In her second State of Metro address Wednesday morning, Nashville Mayor Megan Barry presented a laundry list of big-spending plans that liberals will love and make conservatives reach for their Tums.
The Democratic mayor called for paid family leave for Metro employees and “income diversity within neighborhoods” that are “transit-oriented.” In addition, she wants environmental programs to make Nashville the “greenest city in the Southeast.”
She also used progressive buzzwords about promoting racial and ethnic diversity and welcoming immigrants.
“Nashville is a warm and welcoming place,” she said. “We build bridges, not walls, and we welcome and celebrate the diversity that makes us strong.”
Barry delivered her State of Metro address outside Bridgestone Arena, where a stage and seating were set up to accommodate the public. The speech featured details of her $2.2 billion budget proposal for fiscal year 2017-2018. The Metro Council will consider the proposal and hold public hearings.

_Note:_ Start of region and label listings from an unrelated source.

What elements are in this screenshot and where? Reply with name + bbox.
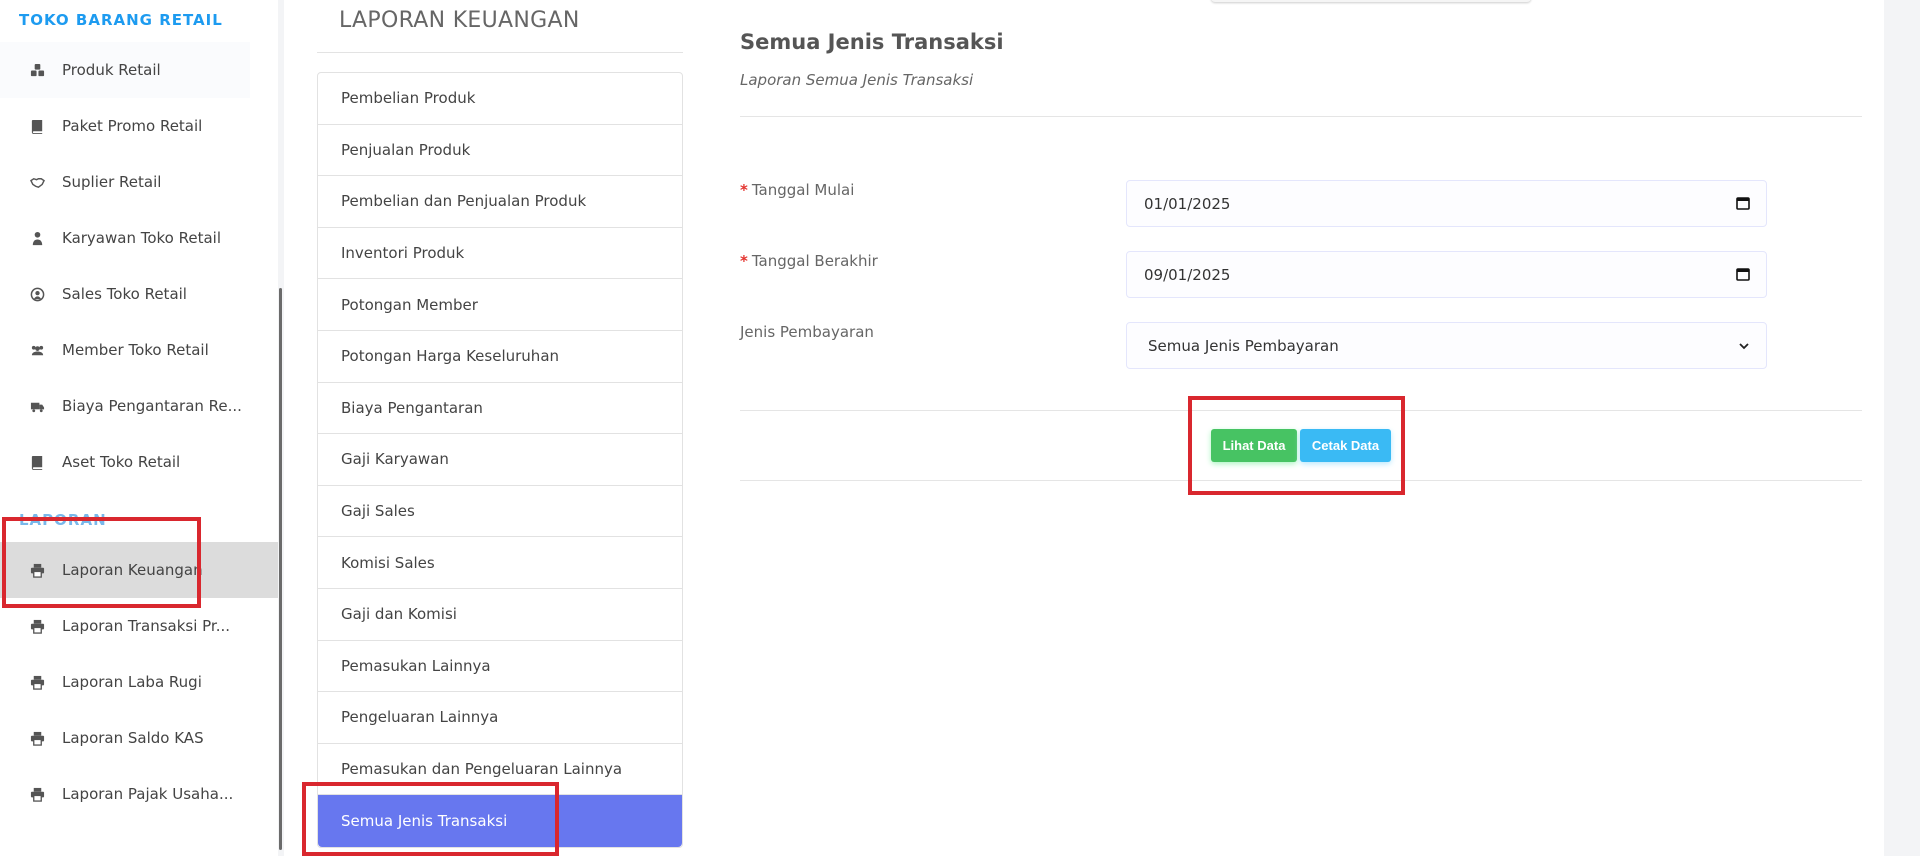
top-pill: [1211, 0, 1531, 2]
print-icon: [28, 617, 46, 635]
start-date-value: 01/01/2025: [1144, 194, 1231, 213]
report-menu-item[interactable]: Gaji dan Komisi: [318, 589, 682, 641]
main-card: LAPORAN KEUANGAN Pembelian Produk Penjua…: [284, 0, 1920, 856]
sidebar-item-label: Aset Toko Retail: [62, 453, 181, 471]
report-menu-item[interactable]: Pemasukan Lainnya: [318, 641, 682, 693]
sidebar-item-label: Produk Retail: [62, 61, 161, 79]
payment-type-label: Jenis Pembayaran: [740, 323, 874, 341]
report-menu-item[interactable]: Pengeluaran Lainnya: [318, 692, 682, 744]
report-menu-item[interactable]: Potongan Member: [318, 279, 682, 331]
sidebar-item-sales[interactable]: Sales Toko Retail: [0, 266, 278, 322]
sidebar-item-produk-retail[interactable]: Produk Retail: [0, 42, 250, 98]
sidebar-item-aset[interactable]: Aset Toko Retail: [0, 434, 278, 490]
sidebar: TOKO BARANG RETAIL Produk Retail Paket P…: [0, 0, 283, 856]
sidebar-item-label: Paket Promo Retail: [62, 117, 203, 135]
calendar-icon[interactable]: [1736, 267, 1750, 281]
boxes-icon: [28, 61, 46, 79]
annotation-box: [1188, 396, 1405, 495]
right-gutter: [1884, 0, 1920, 856]
sidebar-item-label: Laporan Laba Rugi: [62, 673, 202, 691]
print-icon: [28, 729, 46, 747]
report-menu-item[interactable]: Pembelian dan Penjualan Produk: [318, 176, 682, 228]
annotation-box: [2, 517, 201, 608]
start-date-input[interactable]: 01/01/2025: [1126, 180, 1767, 227]
sidebar-item-karyawan[interactable]: Karyawan Toko Retail: [0, 210, 278, 266]
report-menu-title: LAPORAN KEUANGAN: [339, 8, 580, 33]
page-title: Semua Jenis Transaksi: [740, 30, 1004, 54]
sidebar-item-label: Suplier Retail: [62, 173, 162, 191]
sidebar-item-label: Laporan Transaksi Pr...: [62, 617, 231, 635]
report-menu-item[interactable]: Inventori Produk: [318, 228, 682, 280]
end-date-input[interactable]: 09/01/2025: [1126, 251, 1767, 298]
required-mark: *: [740, 252, 748, 270]
sidebar-section-store: TOKO BARANG RETAIL: [19, 11, 223, 29]
sidebar-item-label: Biaya Pengantaran Re...: [62, 397, 242, 415]
annotation-box: [302, 782, 559, 856]
chevron-down-icon: [1739, 343, 1749, 350]
sidebar-item-label: Laporan Saldo KAS: [62, 729, 204, 747]
sidebar-item-label: Member Toko Retail: [62, 341, 209, 359]
end-date-label: * Tanggal Berakhir: [740, 252, 878, 270]
end-date-value: 09/01/2025: [1144, 265, 1231, 284]
payment-type-value: Semua Jenis Pembayaran: [1148, 336, 1339, 355]
user-tie-icon: [28, 229, 46, 247]
user-circle-icon: [28, 285, 46, 303]
report-menu-item[interactable]: Gaji Sales: [318, 486, 682, 538]
book-icon: [28, 453, 46, 471]
report-menu-list: Pembelian Produk Penjualan Produk Pembel…: [317, 72, 683, 848]
truck-icon: [28, 397, 46, 415]
end-date-label-text: Tanggal Berakhir: [751, 252, 878, 270]
sidebar-item-label: Laporan Pajak Usaha...: [62, 785, 234, 803]
users-icon: [28, 341, 46, 359]
divider: [740, 116, 1862, 117]
required-mark: *: [740, 181, 748, 199]
report-menu-item[interactable]: Pembelian Produk: [318, 73, 682, 125]
start-date-label: * Tanggal Mulai: [740, 181, 854, 199]
calendar-icon[interactable]: [1736, 196, 1750, 210]
payment-type-select[interactable]: Semua Jenis Pembayaran: [1126, 322, 1767, 369]
sidebar-item-label: Sales Toko Retail: [62, 285, 187, 303]
start-date-label-text: Tanggal Mulai: [751, 181, 855, 199]
report-menu-item[interactable]: Gaji Karyawan: [318, 434, 682, 486]
sidebar-item-laporan-laba-rugi[interactable]: Laporan Laba Rugi: [0, 654, 278, 710]
page-subtitle: Laporan Semua Jenis Transaksi: [740, 71, 974, 89]
report-menu-item[interactable]: Biaya Pengantaran: [318, 383, 682, 435]
sidebar-item-biaya[interactable]: Biaya Pengantaran Re...: [0, 378, 278, 434]
book-icon: [28, 117, 46, 135]
print-icon: [28, 785, 46, 803]
report-menu-item[interactable]: Potongan Harga Keseluruhan: [318, 331, 682, 383]
divider: [317, 52, 683, 53]
sidebar-item-laporan-pajak[interactable]: Laporan Pajak Usaha...: [0, 766, 278, 822]
print-icon: [28, 673, 46, 691]
sidebar-item-label: Karyawan Toko Retail: [62, 229, 222, 247]
sidebar-scrollbar-thumb[interactable]: [279, 288, 282, 850]
report-menu-item[interactable]: Penjualan Produk: [318, 125, 682, 177]
sidebar-item-paket-promo[interactable]: Paket Promo Retail: [0, 98, 278, 154]
sidebar-item-laporan-saldo[interactable]: Laporan Saldo KAS: [0, 710, 278, 766]
handshake-icon: [28, 173, 46, 191]
sidebar-item-member[interactable]: Member Toko Retail: [0, 322, 278, 378]
report-menu-item[interactable]: Komisi Sales: [318, 537, 682, 589]
sidebar-item-suplier[interactable]: Suplier Retail: [0, 154, 278, 210]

She said that Metro Nashville is expected to have the lowest combined property tax rate in its 54-year history of combined city-county government at less than $3.16 per $100 of assessed value following the 2017 property reappraisal. But new taxes are needed for roads and transit, she said.
Barry praised passage of Gov. Haslam’s IMPROVE Act, which raises the gas tax to fund road improvements and allows municipalities to hold referendums on raising local taxes for transit. Barry said she plans to have a referendum on the ballot in Nashville in 2018 to raise taxes to support a tentative $6 billion regional transit plan to be phased in over 25 years.
But Barry said plans for light rail along the Gallatin Pike corridor couldn’t wait and announced work would begin immediately.
“The time to get started is now,” she said. “We are ready to start on Gallatin Pike today.”
Future plans call for light rail along Charlotte Pike, Nolensville Pike and Murfreesboro Pike and for light rail connecting Nashville and Clarksville. The mass transit plan also calls for rapid buses.
Barry said the voter referendum on raising taxes is necessary because there won’t be enough funding through the normal budget process.
“This will be the best thing Nashville has ever done,” she said.
Her proposal for the upcoming fiscal year also includes increased funding for mental health services and free bus passes for the homeless to connect them with agencies that provide help. Barry referred to the homeless as the “unhoused population.” She also has plans for efforts to monitor and prevent opioid abuse.
In addition, her proposal includes more funding for arts organizations, parks and historic preservation. It also calls for 70 new police officers and police body cameras and dashboard cameras.
While efforts to promote downtown will continue, Barry also wants to invest in improving the communities of East Nashville, Donelson, North Nashville, Bellevue and Antioch through public-private partnerships.
As for paid leave for Metro employees, it would allow them to take six weeks of paid leave to care for a new child, or a seriously ill spouse, child or close relative.
Barry only briefly referenced debt service, mentioning the need to be responsible and saying, “This budget includes money to cover our debt service obligations today and also into our future.”
Wednesday’s event featured performances by the Tennessee State University marching band and well-known gospel singer and Nashville native CeCe Winans.
Prayers were said by Charles Strobel, founding director of Room in the Inn, Pastor Frank Stevenson of Olive Branch Church, Rabbi Laurie Rice of Congregation Micah, Imam Ossama Bahloul of the Islamic Center of Nashville and Bishop José Rodriguez of Casa de Dios Apostolic Church. Rice, Bahloul and Rodriguez said their prayers in Hebrew, Arabic and Spanish respectively.